C’est pour cette raison que des voix s’étaient élevées pour introduire des mesures visant à "couper l’herbe sous le pied" des Démocrates. C’était notamment le cas de Steve Bannon, ancien conseiller de Donald Trump, et figure toujours influente de la sphère MAGA. Ainsi, le relèvement du taux marginal d’imposition a un temps été évoqué, lors de la première lecture à la Chambre, avant d’être écarté. Donald Trump, lui-même, ne s’était pas opposé à la mesure.

La question du timing

Selon un récent sondage du Pew Research Center, 49 % des Américains s'opposent à la loi fiscale, alors que seulement 29 % la soutiennent. Pew indique que les inquiétudes se concentrent sur l’aggravation du déficit budgétaire et le préjudice pour les ménages modestes.

Si les Républicains contrôlent actuellement les deux chambres, leur majorité est courte (220 sièges contre 212 à la Chambre, et 53 sièges contre 47 au Sénat).

Les élus du GOP (Grand Old Party) espèrent que les baisses d’impôts seront plus visibles que les réductions de dépenses pour les Américains. "La politique, c'est simplifier les choses. Les coupes dans Medicaid sont assez complexes, alors qu'étendre le régime fiscal actuel est facile à comprendre pour le public", analyse Paul Sracic, chercheur associé à l'Hudson Institute, proche des conservateurs.

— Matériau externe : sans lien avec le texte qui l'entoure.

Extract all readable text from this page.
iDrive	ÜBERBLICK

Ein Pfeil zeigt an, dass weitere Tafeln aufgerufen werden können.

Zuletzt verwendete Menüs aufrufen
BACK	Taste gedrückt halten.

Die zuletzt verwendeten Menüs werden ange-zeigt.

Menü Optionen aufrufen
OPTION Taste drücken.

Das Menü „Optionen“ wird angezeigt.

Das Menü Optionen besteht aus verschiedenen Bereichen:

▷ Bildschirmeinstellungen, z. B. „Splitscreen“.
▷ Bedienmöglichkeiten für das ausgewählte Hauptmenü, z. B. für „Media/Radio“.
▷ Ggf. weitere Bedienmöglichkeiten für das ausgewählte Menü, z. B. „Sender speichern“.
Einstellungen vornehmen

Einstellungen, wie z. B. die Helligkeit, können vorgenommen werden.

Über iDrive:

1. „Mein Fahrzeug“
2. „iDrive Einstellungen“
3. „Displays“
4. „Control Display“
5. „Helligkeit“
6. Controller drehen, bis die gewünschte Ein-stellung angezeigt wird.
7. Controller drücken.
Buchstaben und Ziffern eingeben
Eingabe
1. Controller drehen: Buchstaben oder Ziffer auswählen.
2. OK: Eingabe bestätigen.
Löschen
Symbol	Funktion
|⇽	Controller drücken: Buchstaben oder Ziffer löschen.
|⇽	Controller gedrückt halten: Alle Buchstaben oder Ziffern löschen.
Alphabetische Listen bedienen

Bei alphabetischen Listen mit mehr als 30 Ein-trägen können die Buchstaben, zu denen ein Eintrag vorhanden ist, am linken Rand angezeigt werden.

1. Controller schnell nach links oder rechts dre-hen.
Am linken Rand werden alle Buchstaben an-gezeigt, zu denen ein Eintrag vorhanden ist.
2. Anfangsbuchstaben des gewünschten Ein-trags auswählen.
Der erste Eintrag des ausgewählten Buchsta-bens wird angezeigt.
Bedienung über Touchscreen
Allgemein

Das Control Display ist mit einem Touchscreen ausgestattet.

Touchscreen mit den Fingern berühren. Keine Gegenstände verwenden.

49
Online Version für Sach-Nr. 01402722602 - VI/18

Surtout, les coupes dans Medicaid ne rentreront pas immédiatement en vigueur. "Rien de ce qui concerne Medicaid n'aura d'impact sur quiconque avant deux ans", affirme le représentant républicain du Nebraska, Mike Flood.

En effet, l’obligation de travailler au moins 80 heures par mois pour bénéficier de Medicaid n’entrera en vigueur qu’au 1er janvier 2027. Les élections de mi-mandat, quant à elles, se tiendront en novembre 2026.